La Grande Bretagne dispose d’une importante zone maritime, ce qui la place à la troisième place parmi les pays pêcheurs de l’UE. La France, la Belgique et les Pays-Bas capturent jusqu’à 80% de leurs prises dans les eaux britanniques entre 6 et 12 milles nautiques.  Et 2/3 des pêcheurs français exploitent ces dernières.
De quoi électriser les négociations lorsque le Royaume Uni menace d’interdire ces zones aux bateaux européens. 

Brexit : à qui appartient le poisson ?

« La plupart des poissons réalisent des grands cycles de migrations en fonction de leurs phases de vie. Lorsque le poisson est adulte il se nourrit et pond à des endroits différents, explique Clara Ulrich, chercheuse halieute et directrice adjointe à la direction scientifique de l’Institut Français de Recherche pour l’Exploitation de la Mer (Ifremer). Les conditions hydrographiques : les courants, la profondeur, l’oxygénation de l’eau ou encore l’abondance d’autres organismes marins font que les eaux britanniques sont favorables pour les poissons adultes. »
Les poissons matures pondent le long des côtes britanniques. Ironie du sort, les œufs sont entrainés par les courants vers les Pays-Bas, le Danemark, la Belgique et la France, au Sud de la mer du Nord. Les juvéniles se développeront là-bas avant de revenir dans les eaux saxonnes.

Avec le changement climatique, les eaux britanniques devraient être encore plus riches en poissons. Les conditions physiques et chimiques de l’océan changent, modifiant ainsi la répartition des habitats.

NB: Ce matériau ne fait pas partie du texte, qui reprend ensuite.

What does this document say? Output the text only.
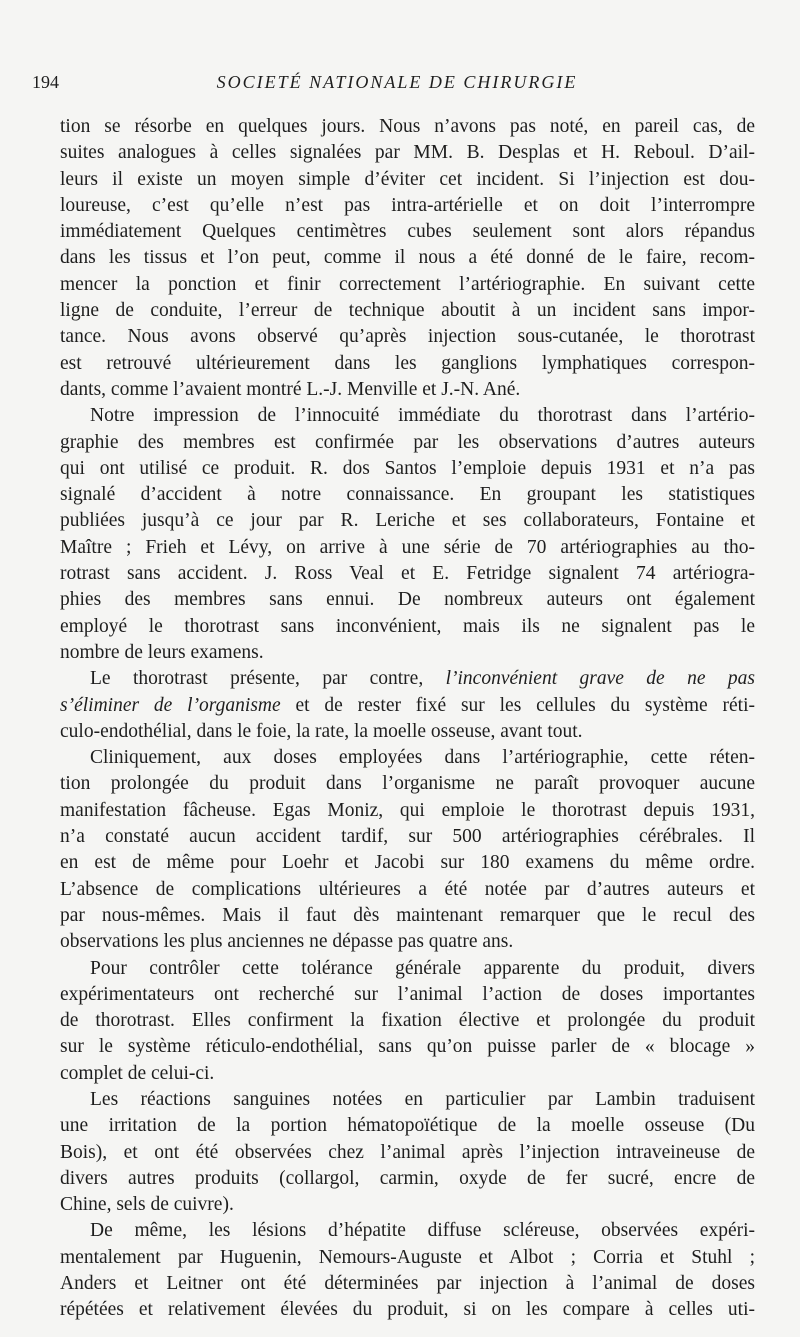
194	SOCIETÉ NATIONALE DE CHIRURGIE

tion se résorbe en quelques jours. Nous n’avons pas noté, en pareil cas, de
suites analogues à celles signalées par MM. B. Desplas et H. Reboul. D’ail-
leurs il existe un moyen simple d’éviter cet incident. Si l’injection est dou-
loureuse, c’est qu’elle n’est pas intra-artérielle et on doit l’interrompre
immédiatement Quelques centimètres cubes seulement sont alors répandus
dans les tissus et l’on peut, comme il nous a été donné de le faire, recom-
mencer la ponction et finir correctement l’artériographie. En suivant cette
ligne de conduite, l’erreur de technique aboutit à un incident sans impor-
tance. Nous avons observé qu’après injection sous-cutanée, le thorotrast
est retrouvé ultérieurement dans les ganglions lymphatiques correspon-
dants, comme l’avaient montré L.-J. Menville et J.-N. Ané.

Notre impression de l’innocuité immédiate du thorotrast dans l’artério-
graphie des membres est confirmée par les observations d’autres auteurs
qui ont utilisé ce produit. R. dos Santos l’emploie depuis 1931 et n’a pas
signalé d’accident à notre connaissance. En groupant les statistiques
publiées jusqu’à ce jour par R. Leriche et ses collaborateurs, Fontaine et
Maître ; Frieh et Lévy, on arrive à une série de 70 artériographies au tho-
rotrast sans accident. J. Ross Veal et E. Fetridge signalent 74 artériogra-
phies des membres sans ennui. De nombreux auteurs ont également
employé le thorotrast sans inconvénient, mais ils ne signalent pas le
nombre de leurs examens.

Le thorotrast présente, par contre, l’inconvénient grave de ne pas
s’éliminer de l’organisme et de rester fixé sur les cellules du système réti-
culo-endothélial, dans le foie, la rate, la moelle osseuse, avant tout.

Cliniquement, aux doses employées dans l’artériographie, cette réten-
tion prolongée du produit dans l’organisme ne paraît provoquer aucune
manifestation fâcheuse. Egas Moniz, qui emploie le thorotrast depuis 1931,
n’a constaté aucun accident tardif, sur 500 artériographies cérébrales. Il
en est de même pour Loehr et Jacobi sur 180 examens du même ordre.
L’absence de complications ultérieures a été notée par d’autres auteurs et
par nous-mêmes. Mais il faut dès maintenant remarquer que le recul des
observations les plus anciennes ne dépasse pas quatre ans.

Pour contrôler cette tolérance générale apparente du produit, divers
expérimentateurs ont recherché sur l’animal l’action de doses importantes
de thorotrast. Elles confirment la fixation élective et prolongée du produit
sur le système réticulo-endothélial, sans qu’on puisse parler de « blocage »
complet de celui-ci.

Les réactions sanguines notées en particulier par Lambin traduisent
une irritation de la portion hématopoïétique de la moelle osseuse (Du
Bois), et ont été observées chez l’animal après l’injection intraveineuse de
divers autres produits (collargol, carmin, oxyde de fer sucré, encre de
Chine, sels de cuivre).

De même, les lésions d’hépatite diffuse scléreuse, observées expéri-
mentalement par Huguenin, Nemours-Auguste et Albot ; Corria et Stuhl ;
Anders et Leitner ont été déterminées par injection à l’animal de doses
répétées et relativement élevées du produit, si on les compare à celles uti-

Les espèces traditionnelles des eaux tempérées sont maintenant plus nombreuses au Nord dans les eaux Britanniques que dans les eaux espagnoles ou françaises.

Dans les eaux britanniques le poisson est abondant et les espèces sont nombreuses. On y retrouve toutes les espèces traditionnelles de l’Atlantique Nord.

Des poissons de fond comme la sole, la plie, le cabillaud, l’églefin… Et des pêcheries pélagiques comme le maquereau, le hareng, le chinchard. Puis il y a aussi des crustacés tels que la langoustine, l’araignée, le crabe et le homard. Il y a à peu près tout ce qui fait nos étalages classiques

Privilégier une pêche durable

Sans accord, le Royaume-Uni pourrait fermer ses eaux à l’UE. Où iront les bateaux privés de ces zones de pêche historiques ? Les pêcheurs français s’inquiètent d'une baisse très importante de leur activité. Certains craignent de voir s'effondrer les filières de la pêche suite à une diminution des stocks de poissons débarqués dans les différents ports de l'hexagone. Une fermeture des eaux britanniques pourrait inciter les navires européens à se rabattre en grand nombre sur les côtes françaises. L'histoire pourrait se répéter mais cette fois ci à l'avantage des britanniques.
Dans les années 70, ces derniers ont gardé le souvenir amer de la Guerre de la Morue. L’Islande, consciente de la présence d'immenses stocks de cabillaud dans ses eaux territoriales a chassé par la force les chalutiers britanniques amorçant ainsi le déclin de la pêche au Royaume Uni.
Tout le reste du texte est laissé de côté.